Die Handlung ist gut konstruiert und man spürt, dass sich die Autorin viel Mühe gegeben hat, die inhaltlich sehr sensible Thematik in ein fesselndes Grundgerüst zu verpacken. Zum Großteil ist ihr dies auch gelungen, spannungstechnisch wäre für mich aber ein Tick mehr drin gewesen. Aus meiner Sicht verlor sich die Autorin an einzelnen Stellen etwas zu sehr in der Beschreibung alltäglicher Handlungen der Figuren oder Gegebenheiten des Settings, sodass es dort kurzzeitig etwas zu langatmig wurde. Grundsätzlich würde ich die Story auch eher als spannenden Roman als einen Thriller beschreiben.

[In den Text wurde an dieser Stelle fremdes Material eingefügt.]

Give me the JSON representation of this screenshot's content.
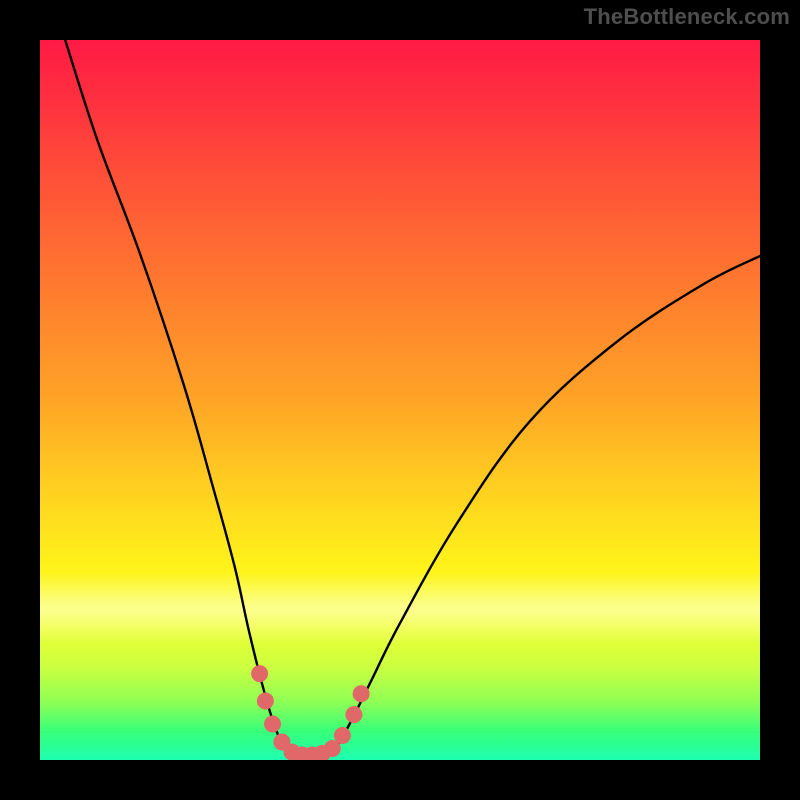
{
  "watermark": "TheBottleneck.com",
  "chart_data": {
    "type": "line",
    "title": "",
    "xlabel": "",
    "ylabel": "",
    "xlim": [
      0,
      100
    ],
    "ylim": [
      0,
      100
    ],
    "series": [
      {
        "name": "bottleneck-curve",
        "x": [
          3.5,
          8,
          14,
          20,
          24,
          27,
          29,
          31,
          32.5,
          34,
          35.5,
          37,
          39,
          41,
          43,
          46,
          50,
          58,
          68,
          80,
          92,
          100
        ],
        "values": [
          100,
          86,
          70,
          52,
          38,
          27,
          18,
          10,
          5,
          1.5,
          0.7,
          0.7,
          0.8,
          1.7,
          5,
          11,
          19,
          33,
          47,
          58,
          66,
          70
        ]
      }
    ],
    "markers": {
      "name": "highlight-dots",
      "color": "#e06868",
      "x": [
        30.5,
        31.3,
        32.3,
        33.6,
        35.0,
        36.4,
        37.8,
        39.2,
        40.6,
        42.0,
        43.6,
        44.6
      ],
      "values": [
        12.0,
        8.2,
        5.0,
        2.5,
        1.1,
        0.7,
        0.7,
        0.9,
        1.6,
        3.4,
        6.3,
        9.2
      ]
    },
    "background_gradient": {
      "top": "#ff1a44",
      "mid1": "#ff7f2e",
      "mid2": "#fff21a",
      "bottom": "#1dffb0"
    }
  }
}
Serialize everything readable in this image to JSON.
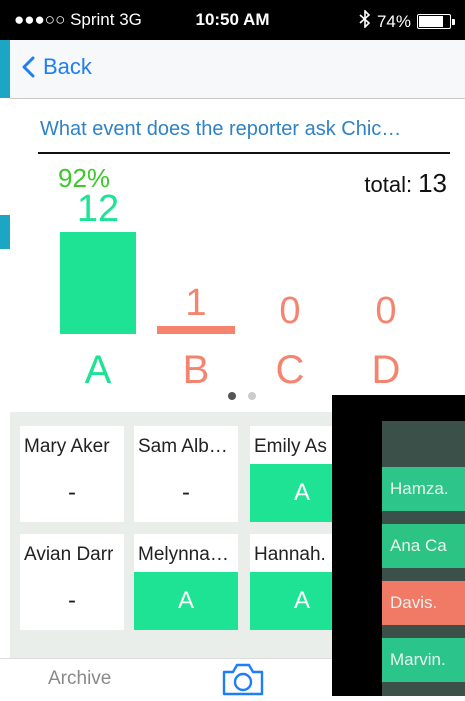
{
  "status": {
    "carrier": "●●●○○ Sprint  3G",
    "time": "10:50 AM",
    "bluetooth": "∗",
    "battery": "74%"
  },
  "nav": {
    "back_label": "Back"
  },
  "question": "What event does the reporter ask Chic…",
  "stats": {
    "percent": "92%",
    "total_label": "total:",
    "total": "13"
  },
  "chart_data": {
    "type": "bar",
    "categories": [
      "A",
      "B",
      "C",
      "D"
    ],
    "values": [
      12,
      1,
      0,
      0
    ],
    "labels": [
      "12",
      "1",
      "0",
      "0"
    ],
    "colors": [
      "#1ee395",
      "#f5846f",
      "#f5846f",
      "#f5846f"
    ]
  },
  "students": [
    {
      "name": "Mary Aker",
      "answer": "-"
    },
    {
      "name": "Sam Alb…",
      "answer": "-"
    },
    {
      "name": "Emily As",
      "answer": "A"
    },
    {
      "name": "Avian Darr",
      "answer": "-"
    },
    {
      "name": "Melynna…",
      "answer": "A"
    },
    {
      "name": "Hannah.",
      "answer": "A"
    }
  ],
  "preview_rows": [
    "Hamza.",
    "Ana Ca",
    "Davis.",
    "Marvin."
  ],
  "tabs": {
    "archive": "Archive"
  },
  "colors": {
    "accent": "#1e7ef5",
    "correct": "#1ee395",
    "wrong": "#f5846f",
    "percent": "#3cc82a",
    "question": "#2f82c6"
  }
}
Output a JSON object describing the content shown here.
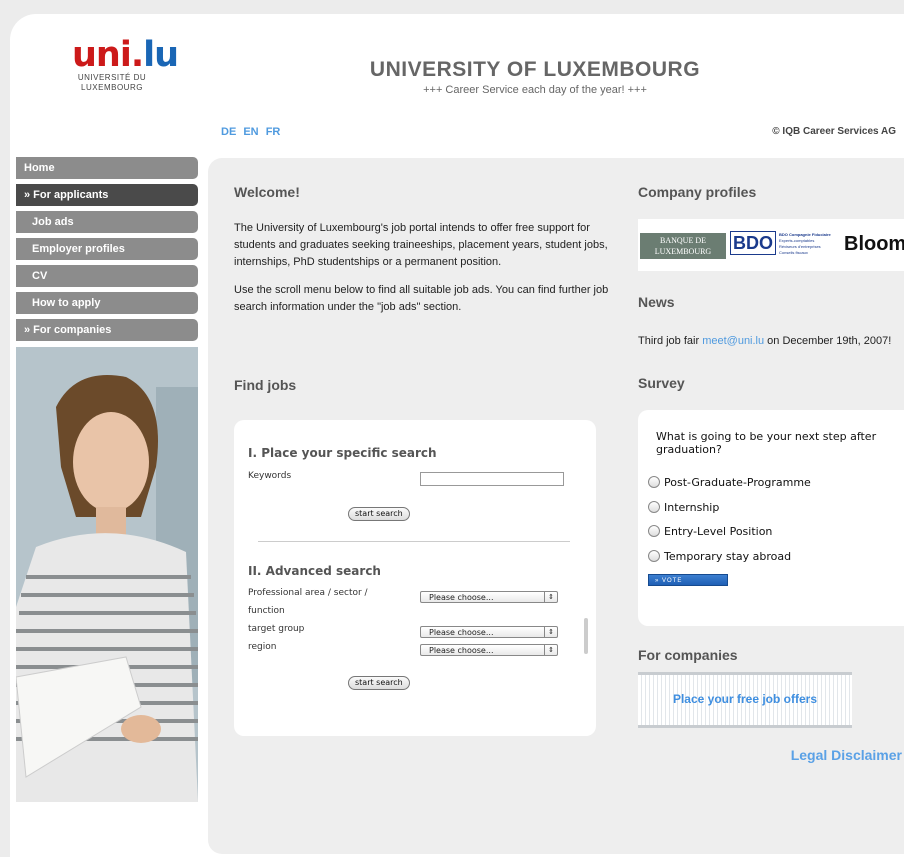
{
  "header": {
    "logo_mark_red": "uni.",
    "logo_mark_blue": "lu",
    "logo_line1": "UNIVERSITÉ DU",
    "logo_line2": "LUXEMBOURG",
    "title": "UNIVERSITY OF LUXEMBOURG",
    "subtitle": "+++ Career Service each day of the year! +++",
    "languages": [
      "DE",
      "EN",
      "FR"
    ],
    "copyright": "© IQB Career Services AG"
  },
  "sidebar": {
    "items": [
      {
        "label": "Home"
      },
      {
        "label": "» For applicants"
      },
      {
        "label": "Job ads"
      },
      {
        "label": "Employer profiles"
      },
      {
        "label": "CV"
      },
      {
        "label": "How to apply"
      },
      {
        "label": "» For companies"
      }
    ]
  },
  "welcome": {
    "heading": "Welcome!",
    "para1": "The University of Luxembourg's job portal intends to offer free support for students and graduates seeking traineeships, placement years, student jobs, internships, PhD studentships or a permanent position.",
    "para2": "Use the scroll menu below to find all suitable job ads. You can find further job search information under the \"job ads\" section."
  },
  "find_jobs": {
    "heading": "Find jobs",
    "specific_heading": "I. Place your specific search",
    "keywords_label": "Keywords",
    "keywords_value": "",
    "start_search_label": "start search",
    "advanced_heading": "II. Advanced search",
    "field1_label": "Professional area / sector / function",
    "field2_label": "target group",
    "field3_label": "region",
    "select_placeholder": "Please choose...",
    "start_search_label2": "start search"
  },
  "company_profiles": {
    "heading": "Company profiles",
    "logos": [
      "BANQUE DE LUXEMBOURG",
      "BDO",
      "BDO Compagnie Fiduciaire",
      "Bloom"
    ],
    "bdo_desc_lines": [
      "Experts-comptables",
      "Réviseurs d'entreprises",
      "Conseils fiscaux"
    ]
  },
  "news": {
    "heading": "News",
    "text_before": "Third job fair ",
    "link": "meet@uni.lu",
    "text_after": " on December 19th, 2007!"
  },
  "survey": {
    "heading": "Survey",
    "question": "What is going to be your next step after graduation?",
    "options": [
      "Post-Graduate-Programme",
      "Internship",
      "Entry-Level Position",
      "Temporary stay abroad"
    ],
    "vote_label": "» VOTE"
  },
  "for_companies": {
    "heading": "For companies",
    "banner": "Place your free job offers"
  },
  "footer": {
    "legal": "Legal Disclaimer"
  },
  "colors": {
    "brand_red": "#cc1a1a",
    "brand_blue": "#1a66b5",
    "link_blue": "#4f9adf",
    "nav_gray": "#8c8c8c",
    "nav_active": "#4a4a4a"
  }
}
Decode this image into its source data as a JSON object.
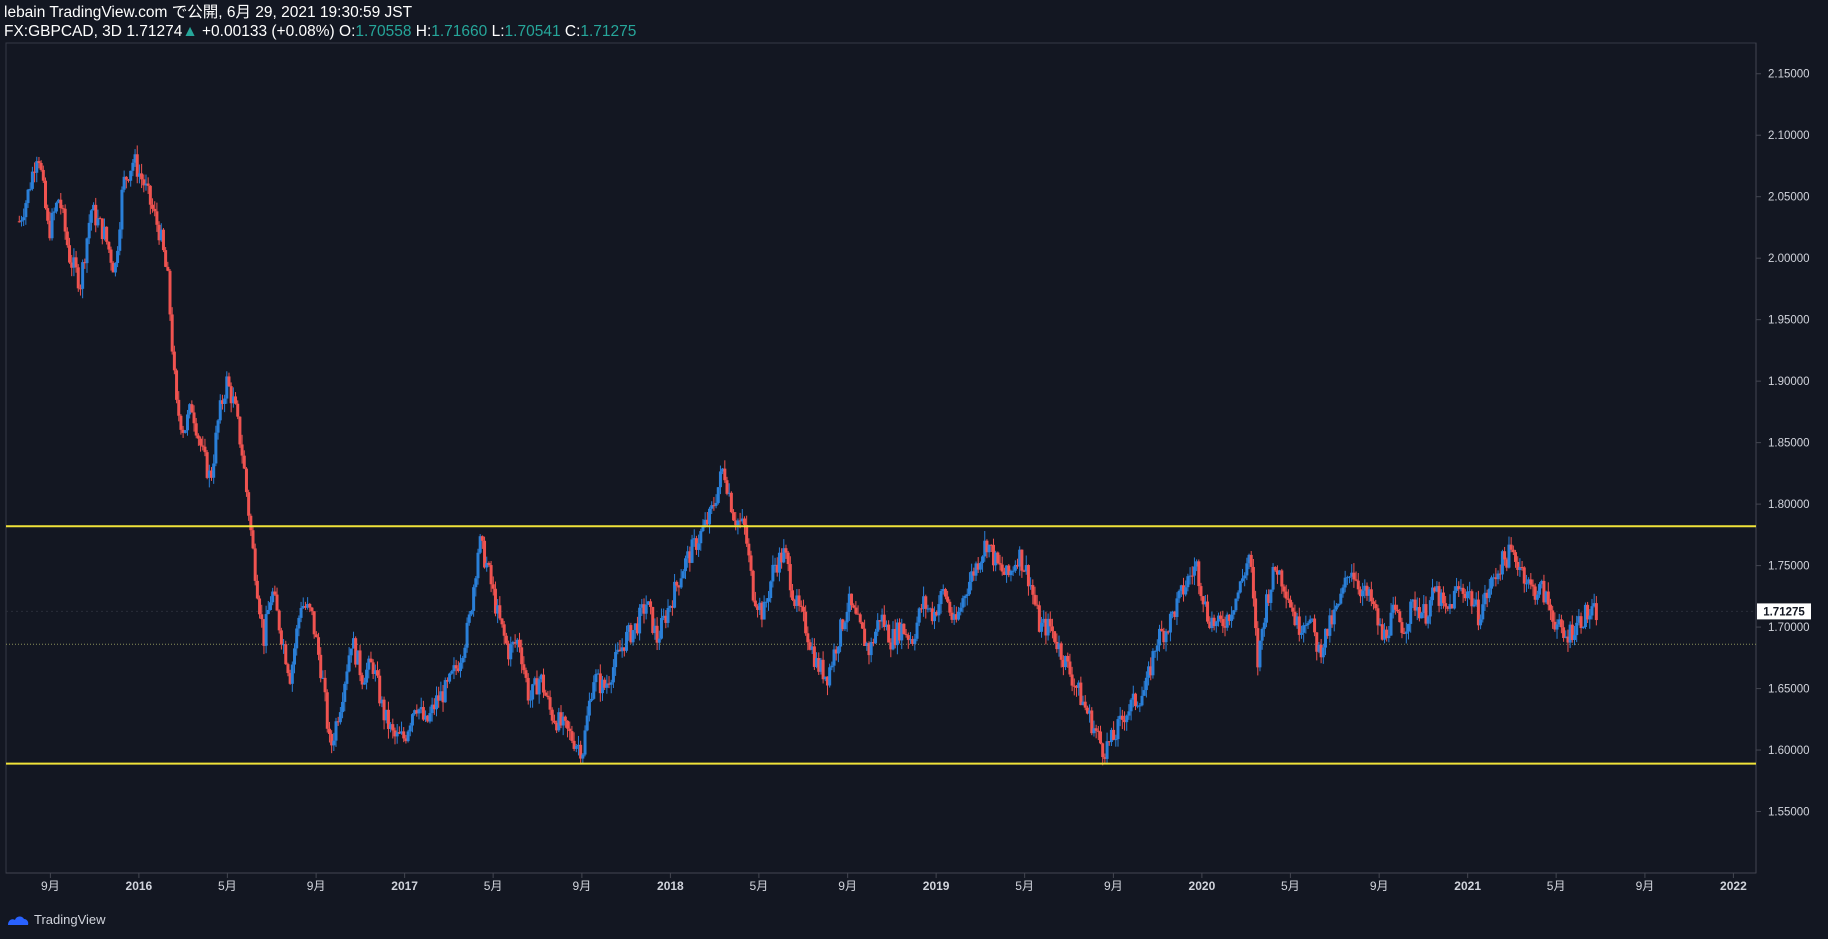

Besonders auffallend war für mich die durchweg düstere und bedrückende Stimmung des Buches, was mich dazu veranlasste, immer mal wieder kleinere Pausen einzulegen und nicht unbedingt in abendlich dunklen Stunden zu lesen, weil dies die vorherrschende Stimmung zusätzlich drückte. Die Thematik ist aus meiner Sicht aber eben auch ernst und der gesellschaftliche Umgang damit erschütternd. Ehrlich gesagt wundert mich das aber nicht. Seit jeher wird Andersartigkeit ausgegrenzt. Es liegt irgendwie in der Natur. Das kommt manchen doch dann durchaus gelegen und sie nutzen diese Gelegenheit und die Not Betroffener, um gewisse „Makel“ zu bereinigen.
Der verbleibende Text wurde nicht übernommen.